Data source: NFHS-4 (2015-2016)

What do these data tell us?

Tables 1 and 2 summarise the data from the above figures for the top and bottom states, respectively. The tables compare the states with reference to the three parameters, namely, health index, vaccination coverage, and literacy rates.

Table 1. Summary of data of the five top-performing states (2015-2016)

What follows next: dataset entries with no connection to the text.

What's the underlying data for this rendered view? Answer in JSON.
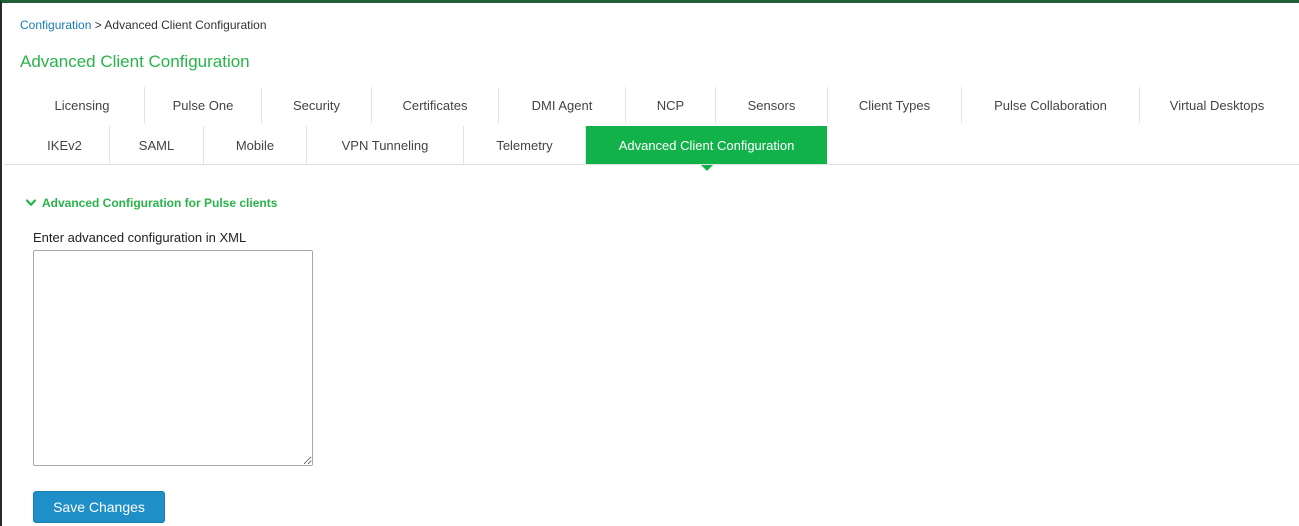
{
  "breadcrumb": {
    "parent": "Configuration",
    "separator": ">",
    "current": "Advanced Client Configuration"
  },
  "page_title": "Advanced Client Configuration",
  "tabs_row1": [
    {
      "label": "Licensing",
      "active": false
    },
    {
      "label": "Pulse One",
      "active": false
    },
    {
      "label": "Security",
      "active": false
    },
    {
      "label": "Certificates",
      "active": false
    },
    {
      "label": "DMI Agent",
      "active": false
    },
    {
      "label": "NCP",
      "active": false
    },
    {
      "label": "Sensors",
      "active": false
    },
    {
      "label": "Client Types",
      "active": false
    },
    {
      "label": "Pulse Collaboration",
      "active": false
    },
    {
      "label": "Virtual Desktops",
      "active": false
    }
  ],
  "tabs_row2": [
    {
      "label": "IKEv2",
      "active": false
    },
    {
      "label": "SAML",
      "active": false
    },
    {
      "label": "Mobile",
      "active": false
    },
    {
      "label": "VPN Tunneling",
      "active": false
    },
    {
      "label": "Telemetry",
      "active": false
    },
    {
      "label": "Advanced Client Configuration",
      "active": true
    }
  ],
  "section": {
    "title": "Advanced Configuration for Pulse clients",
    "expanded": true,
    "icon": "chevron-down-icon"
  },
  "xml_field": {
    "label": "Enter advanced configuration in XML",
    "value": "",
    "placeholder": ""
  },
  "save_button": {
    "label": "Save Changes"
  },
  "colors": {
    "accent_green": "#12b24b",
    "title_green": "#28b44a",
    "link_blue": "#1a7ab5",
    "button_blue": "#1f8fc8"
  }
}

Kerala Punjab Tamil Nadu Gujarat Himachal Pradesh
Health index 76.55 65.21 63.38 61.99 61.2
Vaccination coverage (%) 82.1 89.1 86.7 74.48 87.43
Literacy rates (%) 98.3 84.5 84.25 81.25 92.2

Five top-performing states

  • The vaccination coverage for all the states is higher than the respective health index.
  • The reason for the lower health index compared to vaccination coverage could be lesser awareness about the other health indicators that constitute the health index.
  • The increase in vaccination coverage could be influenced by the high literacy rates in all the states (all above 80%).
  • The high literacy rates could make people more receptive to the information disseminated during vaccination campaigns. Awareness about vaccines could be more due to sustained advocacy efforts; this is especially true for the OPV campaign in recent years.
  • In spite of the highest literacy rate and health index in Kerala, the vaccination coverage is lower than that of Punjab, Tamil Nadu, and Himachal Pradesh. This could reflect the stiff opposition faced by health workers from the anti-vaccination lobby in the state, leading to lower vaccination coverage.

Table 2. Summary of data of the five bottom-performing states (2015-2016)

Madhya Pradesh Odisha Bihar Rajasthan Uttar Pradesh
Health index 40.09 39.43 38.46 36.79 33.69
Vaccination coverage (%) 77.1 88.5 81.05 75.98 73.3
Literacy rates (%) 70.6 75.85 63.7 70.95 71.7

Five bottom-performing states

  • The vaccination coverage for all the states is remarkably high, despite the low health index.
  • Importantly, the vaccination coverage rates in these five bottom-performing states are not much lower than that of the five top-performing states.
  • The high vaccination coverage could be due to more awareness about the advantages of vaccination amongst the general public.
  • Except for Bihar, the literacy rates in all the five bottom-performing states are higher than 70%. This could translate into greater awareness about vaccination as opposed to the other health interventions covered in the health index.

Conclusion

It is evident that literacy rate has a major influence on the success of a vaccination campaign. Advocacy can only be effective if the targeted population is receptive and capable of assimilating the information. This can be achieved by adult education, particularly amongst women, who can then take the initiative to vaccinate their children. Thus, by improving the adult literacy rate, the vaccination coverage could be appreciably increased.

The above analysis indicates that implementation of the Kerala vaccination policy could be feasible in the majority of the states, except in states like Bihar, where the literacy rate is very low. Having said this and as indicated at the outset, the Kerala vaccination policy itself could be severely flawed because vaccination cards may not be sufficient to solve the problem, and many children may be deprived from school admissions if they are not vaccinated. This is indeed a likely scenario and something to ponder over, since 100% vaccination coverage has so far not been achieved anywhere in the country.